Luttons par ailleurs réellement contre la fraude sociale alors que le récent rapport du Haut Conseil pour le financement de la protection sociale l’évalue à 13 milliards d’euros par an et que les 2/3 sont du fait des médecins et du patronat. Il y a une grande marge de progression dans la constatation et le recouvrement, nécessitant entre autres le recrutement de personnel, là aussi il y a donc quelques milliards d’euros à faire rentrer dans les caisses…
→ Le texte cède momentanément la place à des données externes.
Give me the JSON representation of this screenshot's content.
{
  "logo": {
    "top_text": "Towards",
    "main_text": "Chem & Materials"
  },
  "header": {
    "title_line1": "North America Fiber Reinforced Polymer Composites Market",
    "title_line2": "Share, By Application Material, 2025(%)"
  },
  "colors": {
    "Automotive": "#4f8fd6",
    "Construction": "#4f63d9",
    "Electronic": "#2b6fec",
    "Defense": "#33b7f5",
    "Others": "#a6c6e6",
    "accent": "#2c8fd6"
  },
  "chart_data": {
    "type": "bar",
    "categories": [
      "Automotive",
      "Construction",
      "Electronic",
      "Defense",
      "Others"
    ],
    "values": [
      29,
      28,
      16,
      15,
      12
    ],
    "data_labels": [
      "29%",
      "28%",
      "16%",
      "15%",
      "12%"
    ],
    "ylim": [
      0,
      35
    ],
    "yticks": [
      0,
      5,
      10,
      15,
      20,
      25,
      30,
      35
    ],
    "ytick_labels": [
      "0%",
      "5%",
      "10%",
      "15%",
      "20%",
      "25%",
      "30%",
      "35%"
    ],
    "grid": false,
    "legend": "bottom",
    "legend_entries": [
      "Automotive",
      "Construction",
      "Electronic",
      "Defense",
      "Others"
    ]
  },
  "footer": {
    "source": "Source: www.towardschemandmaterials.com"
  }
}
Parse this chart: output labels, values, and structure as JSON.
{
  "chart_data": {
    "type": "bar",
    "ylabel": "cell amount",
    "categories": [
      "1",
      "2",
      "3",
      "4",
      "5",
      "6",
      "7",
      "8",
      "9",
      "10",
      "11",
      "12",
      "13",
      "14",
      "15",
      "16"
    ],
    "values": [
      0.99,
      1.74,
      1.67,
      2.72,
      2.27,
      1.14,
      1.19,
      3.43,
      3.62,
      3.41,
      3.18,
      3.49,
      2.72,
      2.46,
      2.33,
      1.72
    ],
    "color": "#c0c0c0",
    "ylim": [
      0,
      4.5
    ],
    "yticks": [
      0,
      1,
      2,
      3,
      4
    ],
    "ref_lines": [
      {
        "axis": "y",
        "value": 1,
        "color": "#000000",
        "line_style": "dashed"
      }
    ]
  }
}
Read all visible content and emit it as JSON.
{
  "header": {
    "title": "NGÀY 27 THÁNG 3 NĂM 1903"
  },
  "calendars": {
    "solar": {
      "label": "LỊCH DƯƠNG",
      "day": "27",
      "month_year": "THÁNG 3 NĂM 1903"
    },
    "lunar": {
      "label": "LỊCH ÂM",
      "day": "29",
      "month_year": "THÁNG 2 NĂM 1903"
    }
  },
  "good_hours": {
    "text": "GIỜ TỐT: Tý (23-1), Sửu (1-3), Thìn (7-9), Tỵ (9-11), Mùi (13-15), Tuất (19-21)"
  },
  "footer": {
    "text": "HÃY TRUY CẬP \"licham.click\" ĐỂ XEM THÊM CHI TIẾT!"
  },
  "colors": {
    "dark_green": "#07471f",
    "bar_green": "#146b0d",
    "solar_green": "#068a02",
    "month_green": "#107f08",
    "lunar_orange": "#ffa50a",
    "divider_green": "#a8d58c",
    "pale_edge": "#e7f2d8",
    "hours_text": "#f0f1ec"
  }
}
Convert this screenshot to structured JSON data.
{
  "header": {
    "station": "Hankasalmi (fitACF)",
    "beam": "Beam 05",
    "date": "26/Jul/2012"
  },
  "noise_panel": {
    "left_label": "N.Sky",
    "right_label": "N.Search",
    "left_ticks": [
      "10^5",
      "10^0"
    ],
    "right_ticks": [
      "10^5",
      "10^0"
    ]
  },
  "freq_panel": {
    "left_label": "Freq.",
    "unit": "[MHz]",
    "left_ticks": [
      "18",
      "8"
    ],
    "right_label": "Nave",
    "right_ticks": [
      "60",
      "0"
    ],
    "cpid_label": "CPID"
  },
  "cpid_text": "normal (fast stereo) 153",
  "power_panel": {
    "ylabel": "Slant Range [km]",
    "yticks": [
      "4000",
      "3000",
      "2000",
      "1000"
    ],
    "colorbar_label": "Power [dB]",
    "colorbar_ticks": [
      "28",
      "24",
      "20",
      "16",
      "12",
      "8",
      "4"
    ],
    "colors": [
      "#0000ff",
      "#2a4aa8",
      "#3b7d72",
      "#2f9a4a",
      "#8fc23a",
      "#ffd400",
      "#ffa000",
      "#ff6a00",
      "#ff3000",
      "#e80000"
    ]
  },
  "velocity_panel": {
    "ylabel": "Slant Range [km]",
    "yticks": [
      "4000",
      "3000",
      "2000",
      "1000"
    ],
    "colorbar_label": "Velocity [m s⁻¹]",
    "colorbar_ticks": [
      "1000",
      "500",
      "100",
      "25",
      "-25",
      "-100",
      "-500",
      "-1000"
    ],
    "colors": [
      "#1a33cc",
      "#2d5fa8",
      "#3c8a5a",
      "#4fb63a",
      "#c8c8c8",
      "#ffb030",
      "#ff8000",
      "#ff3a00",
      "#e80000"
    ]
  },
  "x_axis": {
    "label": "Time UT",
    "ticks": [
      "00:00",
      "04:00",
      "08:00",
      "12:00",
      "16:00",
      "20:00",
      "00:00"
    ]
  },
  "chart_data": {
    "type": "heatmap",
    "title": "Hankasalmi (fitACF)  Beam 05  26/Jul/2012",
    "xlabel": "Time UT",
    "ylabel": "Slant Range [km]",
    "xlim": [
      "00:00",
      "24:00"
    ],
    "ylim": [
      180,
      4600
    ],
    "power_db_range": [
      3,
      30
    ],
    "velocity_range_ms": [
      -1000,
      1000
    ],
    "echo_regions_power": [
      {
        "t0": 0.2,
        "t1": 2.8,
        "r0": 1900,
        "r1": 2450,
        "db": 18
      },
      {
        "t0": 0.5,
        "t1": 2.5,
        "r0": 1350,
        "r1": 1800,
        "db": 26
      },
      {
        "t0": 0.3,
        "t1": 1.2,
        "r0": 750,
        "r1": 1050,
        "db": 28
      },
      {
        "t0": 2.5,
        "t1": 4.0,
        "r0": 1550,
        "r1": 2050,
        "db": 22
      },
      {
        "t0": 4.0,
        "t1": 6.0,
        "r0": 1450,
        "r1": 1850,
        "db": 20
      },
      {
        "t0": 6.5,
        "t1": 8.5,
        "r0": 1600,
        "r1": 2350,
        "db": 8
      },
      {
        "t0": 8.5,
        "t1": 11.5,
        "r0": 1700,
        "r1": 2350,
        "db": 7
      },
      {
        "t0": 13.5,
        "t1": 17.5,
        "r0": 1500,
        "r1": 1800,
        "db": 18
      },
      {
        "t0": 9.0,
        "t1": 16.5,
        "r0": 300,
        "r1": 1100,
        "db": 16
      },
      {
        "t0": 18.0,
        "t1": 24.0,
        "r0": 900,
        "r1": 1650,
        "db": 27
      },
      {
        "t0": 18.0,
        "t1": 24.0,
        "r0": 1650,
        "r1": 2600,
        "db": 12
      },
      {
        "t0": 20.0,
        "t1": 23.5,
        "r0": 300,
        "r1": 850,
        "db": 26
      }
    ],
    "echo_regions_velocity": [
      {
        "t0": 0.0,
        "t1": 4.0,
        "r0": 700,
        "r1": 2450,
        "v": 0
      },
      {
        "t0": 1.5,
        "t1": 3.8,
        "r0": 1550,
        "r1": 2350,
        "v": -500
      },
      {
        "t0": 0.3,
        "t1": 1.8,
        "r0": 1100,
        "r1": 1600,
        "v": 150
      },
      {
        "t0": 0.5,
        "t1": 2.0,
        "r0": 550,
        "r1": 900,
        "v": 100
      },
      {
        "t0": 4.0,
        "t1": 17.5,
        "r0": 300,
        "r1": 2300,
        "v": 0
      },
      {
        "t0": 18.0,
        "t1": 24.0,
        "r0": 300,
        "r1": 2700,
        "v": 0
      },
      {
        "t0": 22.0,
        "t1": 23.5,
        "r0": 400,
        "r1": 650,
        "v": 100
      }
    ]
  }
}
L’Union syndicale Solidaires exige donc l’annulation de la précédente réforme et par delà nous revendiquons le retour à 60 ans d’âge légal de départ à la retraite avec 37,5 années de cotisation et à taux plein (et 5 ans de départ anticipé sur cet âge légal pour pénibilité). Ce ne serait que justice alors que les études démontrent que 64 marque la limite moyenne d’espérance de vie en bonne santé, et que l’espérance de vie stagne voire commence à diminuer. Son financement qui nécessite la mobilisation de plusieurs points de PIB est possible. Les pistes pour y parvenir viennent d’être évoquées. Ajoutons que ce seront déjà autant de chômeurs et chômeuses en moins et d’emploi en plus sachant que 9 retraité∙es sur 10 sont remplacées par des « jeunes ». Et des dépenses maladie ou accident de travail en moins sachant que la tranche d’âge 60/64 ans est nettement plus accidentogène. Rappelons que cela fait plus de 40 ans que la part des salaires dans la richesse nationale ne cesse de se dégrader.

C’est bien de cela dont il s’agit : de savoir de quelle société nous voulons. La retraite et son financement est à ce titre un enjeu éclairant sur l’évolution de la société. Si nous souhaitons une société digne et apaisée, plus équilibrée, il nous faut partager entre toutes et tous les richesses produites.

Nous y sommes prêt·es.

Nous pouvons collectivement créer les conditions nécessaires pour abroger la réforme des retraites à 64 ans, massivement rejetée par la population comme on l’a vu sur les 6 mois de mobilisations en 2023, en créant des financements durables et qui ne mettent pas en danger le système des retraites par répartition…

Il s’agit d’un choix politique et non d’une utopie.